Soil anisotropy: constitutive modelling and potential impact on civil engineering structures
This research proposal is focused on soil anisotropy. It encompasses different scales, from the soil element to typical of engineering boundary value problems, and is aimed to shed some light on this crucial aspect of soil mechanics. The key ingredients of soil anisotropy will be first highlighted based on experimental observations; the following step will be focused on the continuum mechanics-based constitutive modelling of such features, leading to the final stage of the activity, which will be devoted to the evaluation of the potential impact of anisotropy on the solution of relevant boundary value problems, as numerically analysed in Finite Element simulations.
The proponents will work on this rather fundamental aspect of the mechanics of soil, trying not to miss the final objective of providing useful tools to be adopted in engineering practice.

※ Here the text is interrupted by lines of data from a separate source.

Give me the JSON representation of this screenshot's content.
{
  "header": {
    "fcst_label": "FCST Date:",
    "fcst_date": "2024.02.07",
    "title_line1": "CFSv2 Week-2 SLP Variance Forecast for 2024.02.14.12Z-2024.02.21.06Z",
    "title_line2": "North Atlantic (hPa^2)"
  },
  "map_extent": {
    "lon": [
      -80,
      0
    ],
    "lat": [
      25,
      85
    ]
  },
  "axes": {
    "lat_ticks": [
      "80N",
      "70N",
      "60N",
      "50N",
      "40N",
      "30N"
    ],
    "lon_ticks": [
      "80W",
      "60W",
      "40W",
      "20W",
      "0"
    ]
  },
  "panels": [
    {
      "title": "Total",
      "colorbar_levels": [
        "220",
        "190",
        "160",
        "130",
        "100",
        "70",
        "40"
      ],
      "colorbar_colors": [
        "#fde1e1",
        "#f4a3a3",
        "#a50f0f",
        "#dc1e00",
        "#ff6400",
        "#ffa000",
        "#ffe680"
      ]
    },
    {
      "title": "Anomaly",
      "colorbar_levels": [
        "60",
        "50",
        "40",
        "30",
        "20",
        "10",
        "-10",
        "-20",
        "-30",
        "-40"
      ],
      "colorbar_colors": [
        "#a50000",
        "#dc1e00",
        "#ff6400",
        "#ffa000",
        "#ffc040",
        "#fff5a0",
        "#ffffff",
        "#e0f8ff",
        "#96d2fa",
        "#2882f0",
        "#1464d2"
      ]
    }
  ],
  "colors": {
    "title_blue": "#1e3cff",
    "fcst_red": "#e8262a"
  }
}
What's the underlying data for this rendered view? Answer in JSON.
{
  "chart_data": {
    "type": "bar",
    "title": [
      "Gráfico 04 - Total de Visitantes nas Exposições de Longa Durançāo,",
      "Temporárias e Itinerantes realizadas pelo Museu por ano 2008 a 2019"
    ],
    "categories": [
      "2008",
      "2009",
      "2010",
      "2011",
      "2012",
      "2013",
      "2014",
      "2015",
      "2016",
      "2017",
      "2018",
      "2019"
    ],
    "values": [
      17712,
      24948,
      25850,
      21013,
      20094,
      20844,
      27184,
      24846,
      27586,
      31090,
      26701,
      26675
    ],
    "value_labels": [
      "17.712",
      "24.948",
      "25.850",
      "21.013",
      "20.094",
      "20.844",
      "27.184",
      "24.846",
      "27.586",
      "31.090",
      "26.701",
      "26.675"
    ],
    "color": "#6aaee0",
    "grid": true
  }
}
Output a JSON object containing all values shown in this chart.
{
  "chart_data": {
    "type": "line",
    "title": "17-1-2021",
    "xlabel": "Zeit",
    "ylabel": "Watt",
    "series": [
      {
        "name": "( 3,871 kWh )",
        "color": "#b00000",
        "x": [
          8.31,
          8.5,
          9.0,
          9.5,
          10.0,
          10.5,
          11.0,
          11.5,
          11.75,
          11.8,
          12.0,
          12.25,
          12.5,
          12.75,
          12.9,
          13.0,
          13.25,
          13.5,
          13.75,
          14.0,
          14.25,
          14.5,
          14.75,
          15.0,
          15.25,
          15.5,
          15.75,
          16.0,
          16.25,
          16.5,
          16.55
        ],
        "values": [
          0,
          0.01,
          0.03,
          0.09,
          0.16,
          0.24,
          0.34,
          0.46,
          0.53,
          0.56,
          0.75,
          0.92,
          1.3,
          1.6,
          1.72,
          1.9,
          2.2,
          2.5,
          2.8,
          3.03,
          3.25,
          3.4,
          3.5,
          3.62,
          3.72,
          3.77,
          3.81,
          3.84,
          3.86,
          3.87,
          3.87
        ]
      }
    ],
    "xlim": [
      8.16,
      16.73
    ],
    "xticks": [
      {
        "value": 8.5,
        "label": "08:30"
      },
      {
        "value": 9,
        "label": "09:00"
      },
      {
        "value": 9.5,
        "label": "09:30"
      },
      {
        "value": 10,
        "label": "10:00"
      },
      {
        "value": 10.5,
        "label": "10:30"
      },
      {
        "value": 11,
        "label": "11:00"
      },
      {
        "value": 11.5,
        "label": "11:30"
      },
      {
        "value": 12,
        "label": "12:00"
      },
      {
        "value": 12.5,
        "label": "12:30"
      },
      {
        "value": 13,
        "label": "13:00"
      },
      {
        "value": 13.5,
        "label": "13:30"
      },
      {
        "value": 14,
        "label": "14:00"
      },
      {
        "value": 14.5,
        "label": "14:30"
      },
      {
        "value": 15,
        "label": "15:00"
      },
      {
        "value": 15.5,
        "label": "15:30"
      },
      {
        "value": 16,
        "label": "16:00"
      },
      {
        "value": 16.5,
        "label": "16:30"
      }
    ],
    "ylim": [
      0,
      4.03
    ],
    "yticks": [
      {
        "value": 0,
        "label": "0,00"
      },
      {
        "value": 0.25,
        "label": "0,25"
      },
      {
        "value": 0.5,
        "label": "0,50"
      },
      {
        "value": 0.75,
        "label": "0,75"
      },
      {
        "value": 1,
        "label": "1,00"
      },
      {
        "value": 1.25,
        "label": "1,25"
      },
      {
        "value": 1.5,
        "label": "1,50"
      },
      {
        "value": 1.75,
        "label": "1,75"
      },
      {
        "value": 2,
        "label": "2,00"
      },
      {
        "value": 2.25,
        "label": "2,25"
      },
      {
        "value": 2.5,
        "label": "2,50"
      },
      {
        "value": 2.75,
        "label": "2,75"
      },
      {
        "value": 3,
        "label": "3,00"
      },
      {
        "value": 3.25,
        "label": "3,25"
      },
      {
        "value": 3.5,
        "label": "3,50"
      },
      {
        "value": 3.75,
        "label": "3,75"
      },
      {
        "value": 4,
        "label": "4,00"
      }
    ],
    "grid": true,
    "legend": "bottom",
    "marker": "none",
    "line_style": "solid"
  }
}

In detail, the scientific question at the base of the proposal concerns the link between elastic anisotropy and what occurs at the microscale as an effect of by irreversible strains. This issue will be investigated from a theoretical perspective in light of a new unifying framework, in which both reversible and irreversible anisotropic pattern of soil behaviour can be accounted for through the use of a single fabric tensor. Its engineering impact will be examined with reference to two challenging engineering problems, namely the prediction of settlements induced by the excavation of shallow tunnels in urban areas and the propagation of shear waves within anisotropic soil deposits in seismic prone sites.